Let c be a point on the real line.
Case I:
If $c<1$, then $f(c)=c^{10}-1$ and $\lim _{x \rightarrow c} f(x)=\lim _{x \rightarrow c}\left(x^{10}-1\right)=c^{10}-1$
$\therefore \lim _{x \rightarrow c} f(x)=f(c)$
Therefore, $f$ is continuous at all points $x$, such that $x<1$
Case II:
If $c=1$, then the left hand limit of $f$ at $x=1$ is,
$\lim _{x \rightarrow 1^{-}} f(x)=\lim _{x \rightarrow 1^{-}}\left(x^{10}-1\right)=1^{10}-1=1-1=0$
The right hand limit of f at x = 1 is,
$\lim _{x \rightarrow 1^{+}} f(x)=\lim _{x \rightarrow 1^{+}}\left(x^{2}\right)=1^{2}=1$
It is observed that the left and right hand limit of f at x = 1 do not coincide.

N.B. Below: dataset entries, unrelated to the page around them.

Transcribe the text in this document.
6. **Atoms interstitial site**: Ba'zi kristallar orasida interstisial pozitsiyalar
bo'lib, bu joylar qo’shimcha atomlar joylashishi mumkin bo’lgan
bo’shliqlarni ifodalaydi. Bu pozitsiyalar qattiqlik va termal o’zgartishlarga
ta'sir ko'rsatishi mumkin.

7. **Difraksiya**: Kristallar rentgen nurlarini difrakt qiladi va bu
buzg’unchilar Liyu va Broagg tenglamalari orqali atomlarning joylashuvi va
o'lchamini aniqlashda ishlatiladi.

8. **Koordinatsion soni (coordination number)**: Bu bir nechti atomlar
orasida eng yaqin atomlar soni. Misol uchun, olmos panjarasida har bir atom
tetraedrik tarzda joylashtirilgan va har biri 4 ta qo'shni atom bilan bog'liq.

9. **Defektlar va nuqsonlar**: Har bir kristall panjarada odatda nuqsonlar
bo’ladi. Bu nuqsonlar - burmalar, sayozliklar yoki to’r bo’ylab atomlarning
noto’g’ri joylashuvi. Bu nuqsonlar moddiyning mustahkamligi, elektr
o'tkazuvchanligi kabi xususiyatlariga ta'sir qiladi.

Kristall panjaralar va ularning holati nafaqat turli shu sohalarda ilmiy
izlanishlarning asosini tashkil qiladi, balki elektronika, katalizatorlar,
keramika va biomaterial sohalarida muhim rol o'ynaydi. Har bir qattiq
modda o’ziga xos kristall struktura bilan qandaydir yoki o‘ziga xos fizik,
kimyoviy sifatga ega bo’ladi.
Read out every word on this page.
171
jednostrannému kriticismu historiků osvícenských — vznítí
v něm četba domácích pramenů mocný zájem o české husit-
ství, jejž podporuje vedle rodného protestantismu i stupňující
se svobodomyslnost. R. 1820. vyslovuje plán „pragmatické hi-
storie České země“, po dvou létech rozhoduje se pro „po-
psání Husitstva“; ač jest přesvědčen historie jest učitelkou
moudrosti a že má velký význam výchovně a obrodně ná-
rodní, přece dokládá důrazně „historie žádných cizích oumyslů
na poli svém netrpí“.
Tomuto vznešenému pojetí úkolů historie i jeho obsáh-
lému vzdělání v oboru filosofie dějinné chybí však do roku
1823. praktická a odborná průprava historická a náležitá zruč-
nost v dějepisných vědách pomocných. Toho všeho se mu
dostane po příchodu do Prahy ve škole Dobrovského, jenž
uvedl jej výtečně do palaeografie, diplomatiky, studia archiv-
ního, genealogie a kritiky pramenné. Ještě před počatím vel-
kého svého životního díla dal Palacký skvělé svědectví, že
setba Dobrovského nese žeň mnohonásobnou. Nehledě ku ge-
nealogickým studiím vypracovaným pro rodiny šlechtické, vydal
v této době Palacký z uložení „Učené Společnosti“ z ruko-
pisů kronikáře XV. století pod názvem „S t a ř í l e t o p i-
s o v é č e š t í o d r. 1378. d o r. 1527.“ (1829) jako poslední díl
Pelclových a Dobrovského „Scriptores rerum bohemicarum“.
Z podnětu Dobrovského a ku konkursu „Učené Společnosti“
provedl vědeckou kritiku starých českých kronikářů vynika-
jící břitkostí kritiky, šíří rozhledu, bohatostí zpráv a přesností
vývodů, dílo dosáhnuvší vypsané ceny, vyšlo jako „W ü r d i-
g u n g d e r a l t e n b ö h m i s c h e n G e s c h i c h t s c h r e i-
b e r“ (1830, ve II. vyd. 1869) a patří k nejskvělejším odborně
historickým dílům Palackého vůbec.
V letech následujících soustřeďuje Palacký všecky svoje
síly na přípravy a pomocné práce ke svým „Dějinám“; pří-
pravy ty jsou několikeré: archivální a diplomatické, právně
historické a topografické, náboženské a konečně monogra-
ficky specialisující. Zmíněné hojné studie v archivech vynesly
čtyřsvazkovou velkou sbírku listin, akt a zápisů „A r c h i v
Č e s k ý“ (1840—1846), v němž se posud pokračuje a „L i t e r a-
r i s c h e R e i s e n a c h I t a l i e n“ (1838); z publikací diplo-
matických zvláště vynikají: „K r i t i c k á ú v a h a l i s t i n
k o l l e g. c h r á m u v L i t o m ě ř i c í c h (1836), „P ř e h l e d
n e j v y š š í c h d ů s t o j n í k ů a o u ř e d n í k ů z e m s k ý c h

Therefore, f is not continuous at x = 1
Case III:
If $c>1$, then $f(c)=c^{2}$
$\lim _{x \rightarrow c} f(x)=\lim _{x \rightarrow c}\left(x^{2}\right)=c^{2}$
$\therefore \lim _{x \rightarrow c} f(x)=f(c)$
Therefore, $f$ is continuous at all points $x$, such that $x>1$
Thus, from the above observation, it can be concluded that x = 1 is the only point of discontinuity of f.